Первым заговорил о новой мыслящей оболочке Земли великий русский ученый, советский академик В. И. Вернадский — он и одарил ее выпуклым термином: ноосфера.
В опубликованных недавно ранних письмах В. И. Вернадского жене (он жил с нею по собственному определению «душа в душу и мысль в мысль» 58 лет) он писал:
«Одна сила и одна мощь — идея. Я теперь читаю Платона „Пир“ (или „О любви“)… Мне так дорого, что в тебе сильна, красива гармония мысли и что так много хорошо ты мыслью живешь».
Вернадский любил женщину, которой писал это, и любил в ней самое для него дорогое — мысль: самое дорогое и самое долговечное, может быть, даже бессмертное, потому что в ноосфере живет мыслящее человечество и мыслящая личность, восхождение к истине миллионов людей и поиск ее любым из миллионов. Миллионы лет человек думал, боролся, любил, действовал, чтобы увидеть высокое небо — ноосферу. Увидеть и ощутить великий покой. Этот покой охватывает порою перед картинами великих художников или над томами мудрецов. Мы понимаем то, что больше и выше человека, — жизнь человеческого духа.
В лаконичных и мудрых строках письма академика В. И. Вернадского по самой логике гармония мысли, мощь идеи неотрывны от гармонии чувства, мощи сердца. «Я теперь читаю Платона „Пир“ (или „О любви“)…»
Когда Руссо писал любимой женщине, что он ставит ее будущность выше собственной и будет любить ее вечно, ноосфера стала богаче, и она помогла потом Льву Толстому в работе над «Войной и миром», и это может показаться фантастическим лишь тому, кто не ощутил великой целостности человечества.
Вернемся к любви… В ней, как и в истории жизни и мысли на Земле, постоянно появлялось нечто новое; оставаясь, по сути, собой, уникальным духовно-телесным совпадением двух личностей, она обогащалась новыми состояниями человеческой души — живой, ищущей, развивающейся. И это, как в зеркале, отражено в поэзии… Когда три с половиной тысячи лет назад поэт-египтянин, чье имя не сохранилось, говорил о любимой: «Лучится ее добродетель и светится кожа ее, Взгляд упоителен, сладкоречивы уста, Без пустословия», он открывал в ней возвышенно-нравственное существо, чье духовно-душевное совершенство нашло чудесное телесное воплощение. И это рождало в нем нечто абсолютно новое — Нежность. Возлюбленная не могла не почувствовать нежности и отвечала: «Стала я счастливейшей из женщин, Сердца моего не ранит милый». Она на нежность отвечала Восхищением нераненого сердца.
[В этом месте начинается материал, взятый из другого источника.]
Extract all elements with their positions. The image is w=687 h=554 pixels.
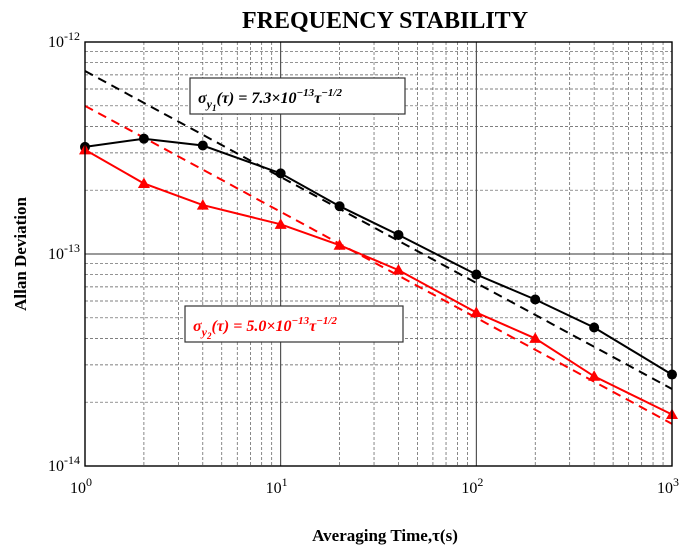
series-2-point bbox=[274, 218, 287, 229]
annotation-fit-2-text: σy2(τ) = 5.0×10−13τ−1/2 bbox=[193, 315, 337, 341]
series-1-point bbox=[530, 294, 541, 305]
x-tick-label: 103 bbox=[657, 475, 679, 497]
annotation-fit-2-box bbox=[184, 305, 404, 343]
x-tick-label: 100 bbox=[70, 475, 92, 497]
series-1-point bbox=[471, 269, 482, 280]
series-2-point bbox=[529, 332, 542, 343]
fit-lines bbox=[84, 70, 673, 425]
series-1-point bbox=[275, 168, 286, 179]
plot-frame bbox=[84, 41, 673, 467]
y-tick-label: 10-14 bbox=[48, 453, 80, 475]
annotation-fit-2: σy2(τ) = 5.0×10−13τ−1/2 bbox=[184, 305, 404, 343]
x-tick-label: 101 bbox=[266, 475, 288, 497]
series-1-point bbox=[589, 322, 600, 333]
series-2-point bbox=[333, 239, 346, 250]
data-markers bbox=[79, 133, 678, 419]
grid-lines bbox=[85, 42, 672, 466]
series-1-point bbox=[334, 201, 345, 212]
y-tick-label: 10-12 bbox=[48, 29, 80, 51]
chart-title: FREQUENCY STABILITY bbox=[242, 8, 528, 34]
annotation-fit-1: σy1(τ) = 7.3×10−13τ−1/2 bbox=[189, 77, 406, 115]
series-2-point bbox=[588, 370, 601, 381]
y-tick-labels: 10-14 10-13 10-12 bbox=[48, 29, 80, 475]
y-tick-label: 10-13 bbox=[48, 241, 80, 263]
y-axis-label: Allan Deviation bbox=[11, 197, 30, 311]
x-tick-labels: 100 101 102 103 bbox=[70, 475, 679, 497]
data-series bbox=[84, 137, 673, 416]
series-2-point bbox=[470, 306, 483, 317]
fit-line-1 bbox=[84, 70, 673, 390]
series-2-point bbox=[196, 199, 209, 210]
series-1-point bbox=[197, 140, 208, 151]
x-tick-label: 102 bbox=[461, 475, 483, 497]
x-axis-label: Averaging Time,τ(s) bbox=[312, 526, 458, 545]
series-1-point bbox=[138, 133, 149, 144]
annotation-fit-1-box bbox=[189, 77, 406, 115]
series-line-2 bbox=[84, 148, 673, 416]
annotation-fit-1-text: σy1(τ) = 7.3×10−13τ−1/2 bbox=[198, 87, 342, 113]
series-2-point bbox=[392, 264, 405, 275]
series-2-point bbox=[137, 177, 150, 189]
series-1-point bbox=[393, 229, 404, 240]
fit-line-2 bbox=[84, 104, 673, 425]
series-line-1 bbox=[84, 137, 673, 376]
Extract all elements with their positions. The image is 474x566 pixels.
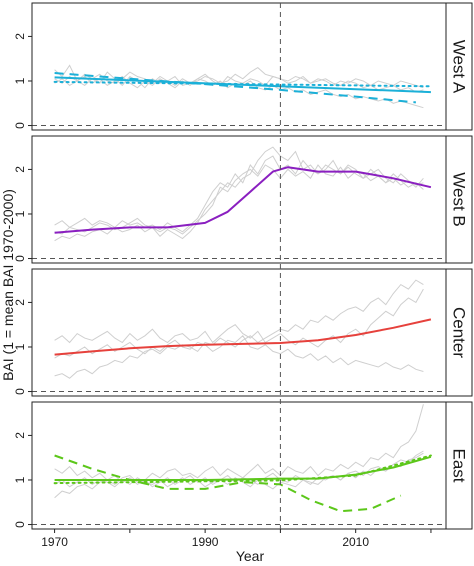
panel-center: 0 1 2 Center (13, 268, 473, 397)
x-tick-label: 1970 (41, 535, 68, 549)
y-tick-label: 0 (13, 122, 27, 129)
trend-line-dashed (54, 454, 402, 513)
site-series-line (54, 335, 424, 372)
chart-panels: 0 1 2 West A 0 1 2 West B 0 1 2 Center 0 1 2 East (13, 2, 473, 530)
y-tick-label: 2 (13, 33, 27, 40)
panel-label: West A (450, 40, 469, 94)
panel-strip (445, 268, 473, 397)
y-tick-label: 1 (13, 77, 27, 84)
panel-west-a: 0 1 2 West A (13, 2, 473, 131)
panel-background (32, 136, 446, 263)
y-axis-title: BAI (1 = mean BAI 1970-2000) (0, 189, 16, 381)
panel-west-b: 0 1 2 West B (13, 135, 473, 264)
panel-background (32, 269, 446, 396)
y-tick-label: 0 (13, 388, 27, 395)
trend-line-dashed (54, 72, 416, 104)
y-tick-label: 2 (13, 299, 27, 306)
x-tick-label: 1990 (192, 535, 219, 549)
panel-strip (445, 401, 473, 530)
panel-label: Center (450, 307, 469, 358)
y-tick-label: 0 (13, 255, 27, 262)
trend-line-dotted (53, 80, 432, 88)
panel-background (32, 3, 446, 130)
x-tick-label: 2010 (342, 535, 369, 549)
y-tick-label: 1 (13, 343, 27, 350)
trend-line-solid (54, 318, 432, 356)
panel-east: 0 1 2 East (13, 401, 473, 530)
panel-strip (445, 2, 473, 131)
x-axis: 1970 1990 2010 (41, 529, 432, 549)
trend-line-dotted (53, 454, 432, 485)
y-tick-label: 2 (13, 166, 27, 173)
trend-line-solid (54, 455, 432, 481)
panel-background (32, 402, 446, 529)
trend-line-solid (54, 166, 432, 234)
panel-strip (445, 135, 473, 264)
panel-label: West B (450, 172, 469, 226)
y-tick-label: 0 (13, 521, 27, 528)
y-tick-label: 2 (13, 432, 27, 439)
y-tick-label: 1 (13, 210, 27, 217)
panel-label: East (450, 448, 469, 482)
y-tick-label: 1 (13, 476, 27, 483)
x-axis-title: Year (236, 548, 265, 564)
Она восхищалась ясновидением его души — и углублялось Понимание. «В одиночестве и то не нарадуюсь любви. Сердце у меня в ладу с твоим», — это говорит она. «Рука моя лежит в твоей руке. По телу разливается блаженство, ликует сердце. Мы идем бок о бок…» — это говорит тоже она. «Вот блаженство — ей повиноваться!» — это говорит не он, а одно из деревьев ее сада. Он пока не поднялся душой настолько, чтобы вымолвить это. Он об этом ей расскажет через тысячелетия, но ведь ясно, что голос дерева не больше, чем поэтическая условность — игра фантазии любящих и игра человеческого сердца, которое познает себя. «Сердце взыграло, имея как бы вечность в запасе, Царица, не медли вдали от меня», — это говорит он. Он назвал ее Царицей и тем самым в тайне сердца тихо-тихо согласился с деревом ее сада, в тени которого он укрыл, будто бы устыдясь, собственную растущую нежность, он по существу — не открыто, но достаточно внятно, — высказал то, о чем напишет потом тысячи песен: повиноваться ей — великая радость. И, совершив эти открытия, выиграл битву… за любовь? — нет, за бессмертие.
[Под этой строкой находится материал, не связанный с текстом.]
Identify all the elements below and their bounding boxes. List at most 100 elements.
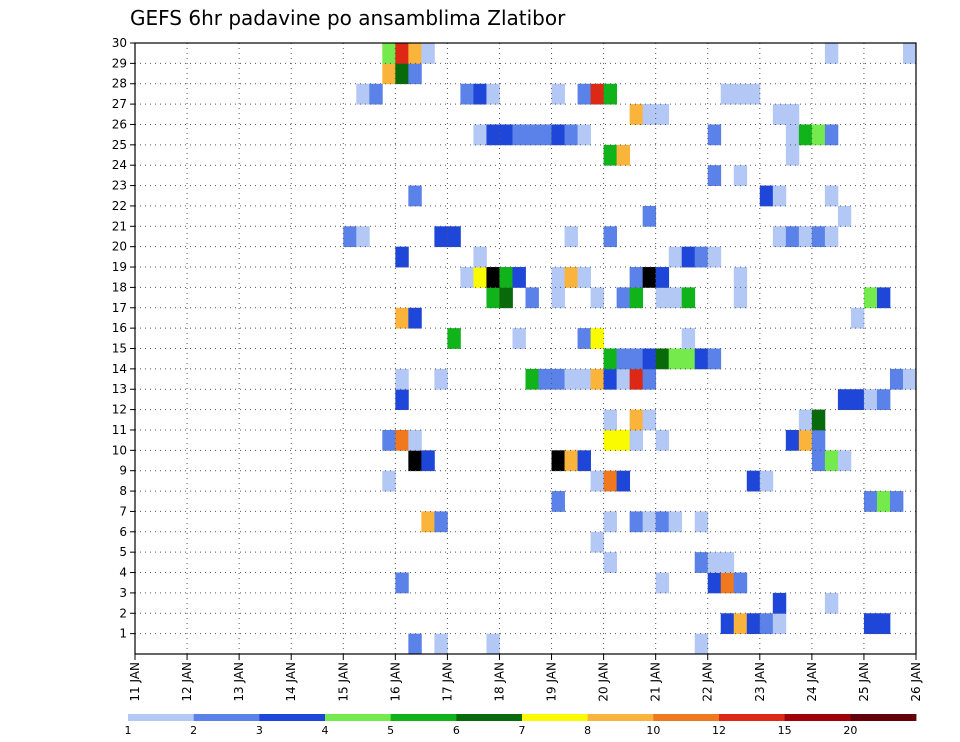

На стенах коридоров пирамид начертаны наидревнейшие в мировой истории тексты — в них запечатлено желание человека обрести бессмертие богов. «О, ты, — обращается он к богине, — шагающая так широко, сеющая смарагды, малахит и бирюзу, словно звезды, когда цветешь ты, цвету и я, цвету подобно живому растению». «Твоя любовь — небесный дар…» — обращается не к богине — к возлюбленной поэт.
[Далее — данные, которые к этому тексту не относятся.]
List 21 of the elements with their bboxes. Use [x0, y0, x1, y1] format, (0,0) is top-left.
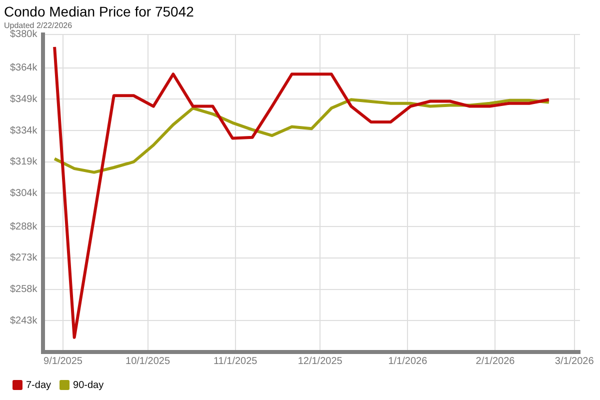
legend-label: 90-day	[73, 380, 104, 391]
y-tick-label: $349k	[10, 94, 38, 105]
x-tick-label: 11/1/2025	[213, 356, 258, 367]
x-tick-label: 1/1/2026	[388, 356, 428, 367]
y-tick-label: $304k	[10, 188, 38, 199]
y-tick-label: $364k	[10, 62, 38, 74]
y-tick-label: $258k	[10, 284, 38, 296]
y-tick-label: $288k	[10, 221, 38, 232]
y-tick-label: $273k	[10, 252, 38, 264]
x-tick-label: 12/1/2025	[298, 356, 343, 367]
chart-subtitle: Updated 2/22/2026	[4, 20, 73, 30]
y-tick-label: $380k	[10, 29, 38, 40]
x-tick-label: 10/1/2025	[126, 356, 170, 367]
y-tick-label: $319k	[10, 156, 38, 168]
chart-title: Condo Median Price for 75042	[4, 3, 194, 20]
legend-label: 7-day	[26, 380, 52, 391]
x-tick-label: 2/1/2026	[476, 356, 516, 367]
y-tick-label: $334k	[10, 125, 38, 136]
x-tick-label: 9/1/2025	[44, 356, 83, 367]
x-tick-label: 3/1/2026	[554, 356, 594, 367]
y-tick-label: $243k	[10, 315, 38, 326]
В юном, неискушенном человеческом сердце объединились желание бессмертия и желание любви. И это с самого начала — на заре человеческих чувств — сообщило любви ту высоту, которую она не утратит уже никогда. Человеческое сердце, подобно ребенку, делало открытие за открытием. Оно наслаждалось первыми этими озарениями, как наслаждался человек сиянием солнца, когда оно «видно Вовеки и когда оно царит Над гробницами».